Patients with TTT > 0 (n=413) had median TTT of 42 days [25-75th percentile 27-59 days]. Patients with TTT=0 (n=186) had smaller tumors and higher percent predicted forced expiratory volume in one second (FEV1%). Patients with history of stroke, oncology consultation, invasive mediastinal staging, low and high extremes of FEV1% had longer TTT. Higher clinical stage, lack of vival until resection is performed after 50 days from diagnosis.Biliary strictures after liver transplantation are common and when refractive to endoscopic and percutaneous intervention require surgical revision. Robotic technology facilitates minimally invasive biliary reconstruction and has not previously been described following liver transplantation. Robotic biliary revisions were retrospectively compared to all the historical open cases over a time period from May 2013 to October 2020. During the study period there were 3 robotic and 4 open surgical biliary revisions with a follow up of at least 6 months. All cases were hepaticojejunostomies for late choledochocholedochostomy anastomotic strictures presenting > 4 weeks after transplant and refractive to at least 3 endoscopic and/or percutaneous interventions. Aurora A Inhibitor I mouse Median (range) case time was longer in the robotic group, 373 minutes (286-373) compared to open group, 280 minutes (163-321). The median length of stay was shorter in the robotic group, 4 days (1-4) compared to open group 7 days (4-10). Morbidity included 2 wound infections in the open group (grade II), 1 infected hematoma in the robotic group (grade IIIa) and 1 bile leak on the open group (grade IIIa). There was no biliary stricture recurrence or mortality in either group. Robotic biliary revision is a safe alternative to traditional open biliary revision for refractive biliary strictures after liver transplantation.
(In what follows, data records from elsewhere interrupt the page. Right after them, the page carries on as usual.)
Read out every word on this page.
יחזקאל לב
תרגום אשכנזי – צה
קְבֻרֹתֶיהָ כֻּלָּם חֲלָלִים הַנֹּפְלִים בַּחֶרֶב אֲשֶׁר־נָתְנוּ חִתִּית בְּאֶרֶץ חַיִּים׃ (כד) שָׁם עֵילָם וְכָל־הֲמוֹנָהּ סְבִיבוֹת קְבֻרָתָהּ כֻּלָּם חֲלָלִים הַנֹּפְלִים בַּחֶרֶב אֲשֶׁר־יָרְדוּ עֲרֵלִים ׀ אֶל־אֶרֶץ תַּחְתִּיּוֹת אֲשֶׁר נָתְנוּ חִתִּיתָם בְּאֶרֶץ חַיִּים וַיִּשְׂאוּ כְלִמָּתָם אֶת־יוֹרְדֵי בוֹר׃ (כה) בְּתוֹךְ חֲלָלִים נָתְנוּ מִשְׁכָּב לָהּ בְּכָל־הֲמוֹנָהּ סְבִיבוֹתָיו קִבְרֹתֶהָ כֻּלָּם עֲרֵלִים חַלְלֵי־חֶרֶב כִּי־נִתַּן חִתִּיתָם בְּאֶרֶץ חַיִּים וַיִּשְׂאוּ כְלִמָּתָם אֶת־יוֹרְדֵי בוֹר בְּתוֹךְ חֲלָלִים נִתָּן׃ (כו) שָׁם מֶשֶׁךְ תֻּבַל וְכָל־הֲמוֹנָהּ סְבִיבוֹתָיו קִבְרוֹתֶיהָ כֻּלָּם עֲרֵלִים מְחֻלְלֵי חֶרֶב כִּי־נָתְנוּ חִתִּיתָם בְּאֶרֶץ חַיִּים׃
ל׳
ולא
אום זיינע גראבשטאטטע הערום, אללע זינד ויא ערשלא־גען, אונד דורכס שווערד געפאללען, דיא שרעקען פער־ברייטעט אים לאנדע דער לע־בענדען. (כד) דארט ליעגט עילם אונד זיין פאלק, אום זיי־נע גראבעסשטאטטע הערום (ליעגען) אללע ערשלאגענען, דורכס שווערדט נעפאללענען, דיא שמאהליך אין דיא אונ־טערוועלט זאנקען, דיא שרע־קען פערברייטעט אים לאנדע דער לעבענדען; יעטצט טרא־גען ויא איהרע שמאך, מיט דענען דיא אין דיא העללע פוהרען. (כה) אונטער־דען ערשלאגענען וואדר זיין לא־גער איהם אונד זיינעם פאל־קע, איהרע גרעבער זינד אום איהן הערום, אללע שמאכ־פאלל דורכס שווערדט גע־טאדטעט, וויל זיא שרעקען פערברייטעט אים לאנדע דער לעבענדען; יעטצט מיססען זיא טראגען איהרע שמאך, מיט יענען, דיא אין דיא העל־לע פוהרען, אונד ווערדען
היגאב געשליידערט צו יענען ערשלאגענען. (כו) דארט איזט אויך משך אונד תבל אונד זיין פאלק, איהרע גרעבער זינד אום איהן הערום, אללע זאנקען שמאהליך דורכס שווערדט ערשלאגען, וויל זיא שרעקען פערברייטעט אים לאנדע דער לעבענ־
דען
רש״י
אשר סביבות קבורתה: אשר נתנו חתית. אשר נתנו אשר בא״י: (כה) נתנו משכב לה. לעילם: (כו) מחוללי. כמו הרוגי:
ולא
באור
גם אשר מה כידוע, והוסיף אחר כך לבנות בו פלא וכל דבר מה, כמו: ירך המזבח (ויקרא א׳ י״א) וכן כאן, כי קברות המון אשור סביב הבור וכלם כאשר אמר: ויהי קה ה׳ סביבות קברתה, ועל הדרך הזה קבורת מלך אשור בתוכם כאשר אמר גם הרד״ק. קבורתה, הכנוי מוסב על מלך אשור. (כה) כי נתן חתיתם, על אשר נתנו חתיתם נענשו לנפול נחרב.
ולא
To evaluate circumferential resection margin (CRM) as a risk factor for distant metastasis (DM) in rectal cancer.
The treatment of rectal cancer has evolved over the last decades. Surgical radicality is considered the most important factor in preventing recurrences including local and distant. CRM ≤1.0 mm is considered to increase recurrence risk. This study explores the risk of DM in relation to exact CRM.
All patients treated with abdominal resection surgery for rectal cancer between 2005 and 2013 in Sweden were eligible for inclusion in this retrospective study. Primary endpoint was DM.
12146 cases were identified. 8593 cases were analysed after exclusion. 717 (8.6%) patients had CRM ≤1.0 mm and 7577 (91.4%) patients CRM >1.0 mm. DM recurrence rate at 5 years was 42.1% (95% CI 32.5-50.3), 31.5% (95% CI 27.3-35.5), 25.8% (95% CI 16.2-34.4) and 19.5% (95% CI 18.5-19.5) when CRM was 0.0 mm, 0.1-1.0 mm, 1.1-1.9 mm and CRM ≥2 mm respectively. Multivariable analysis revealed higher DM risk in CRM 0.0-1.